You work for a global shipping company. You want to train a model on 40 TB of data to predict which ships in each geographic region are likely to cause delivery delays on any given day. The model will be based on multiple attributes collected from multiple sources. Telemetry data, including location in GeoJSON format, will be pulled from each ship and loaded every hour. You want to have a dashboard that shows how many and which ships are likely to cause delays within a region. You want to use a storage solution that has native functionality for prediction and geospatial processing. Which storage solution should you use?

A. BigQuery
B. Cloud Bigtable
C. Cloud Datastore
D. Cloud SQL for PostgreSQL



Question # 9

You are designing a data processing pipeline. The pipeline must be able to scale automatically as load increases. Messages must be processed at least once, and must be ordered within windows of 1 hour. How should you design the solution? 

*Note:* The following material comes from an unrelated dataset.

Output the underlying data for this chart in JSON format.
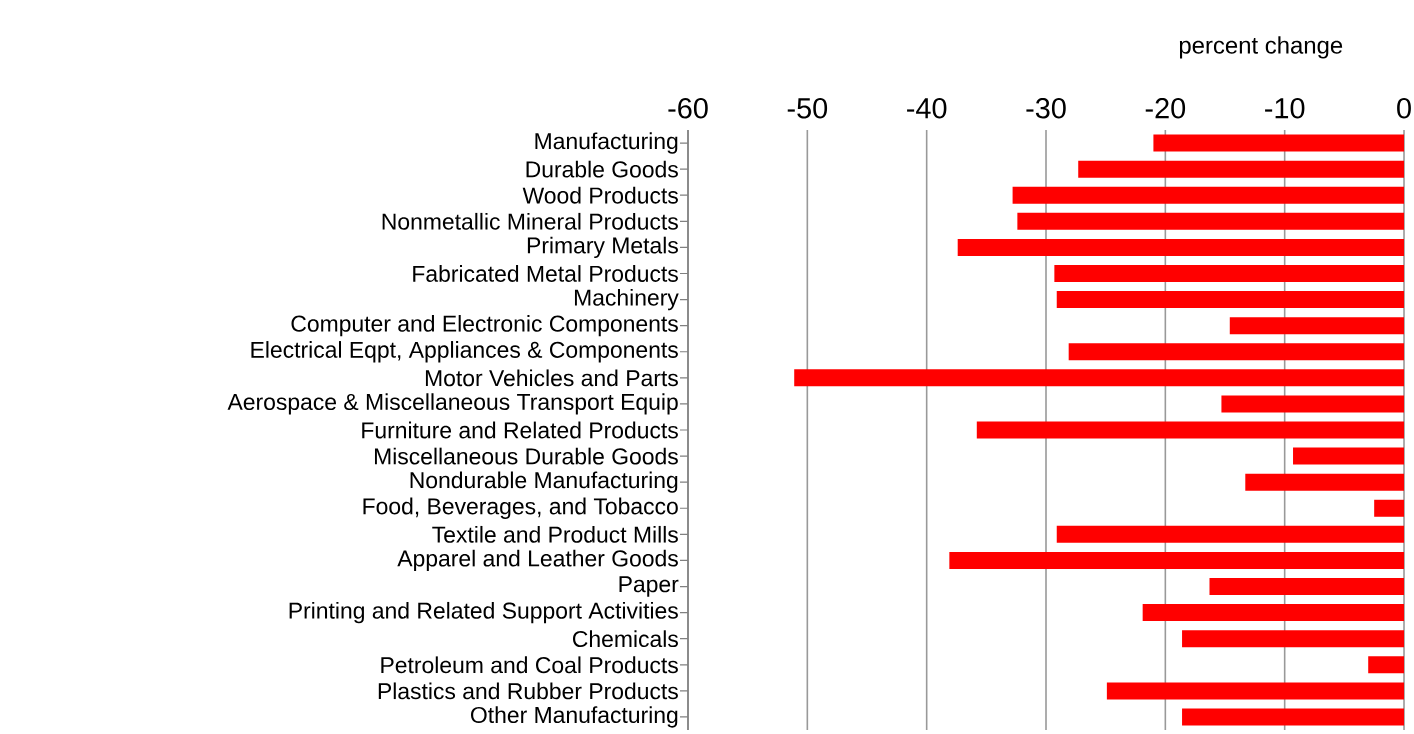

A. Use Apache Kafka for message ingestion and use Cloud Dataproc for streaming analysis.
B. Use Apache Kafka for message ingestion and use Cloud Dataflow for streaming analysis.
C. Use Cloud Pub/Sub for message ingestion and Cloud Dataproc for streaming analysis.
D. Use Cloud Pub/Sub for message ingestion and Cloud Dataflow for streaming analysis.



Question # 10

You are designing storage for 20 TB of text files as part of deploying a data pipeline on Google Cloud. Your input data is in CSV format. You want to minimize the cost of querying aggregate values for multiple users who will query the data in Cloud Storage with multiple engines. Which storage service and schema design should you use?

A. Use Cloud Bigtable for storage. Install the HBase shell on a Compute Engine instance to query the Cloud Bigtable data.
B. Use Cloud Bigtable for storage. Link as permanent tables in BigQuery for query.
C. Use Cloud Storage for storage. Link as permanent tables in BigQuery for query.
D. Use Cloud Storage for storage. Link as temporary tables in BigQuery for query.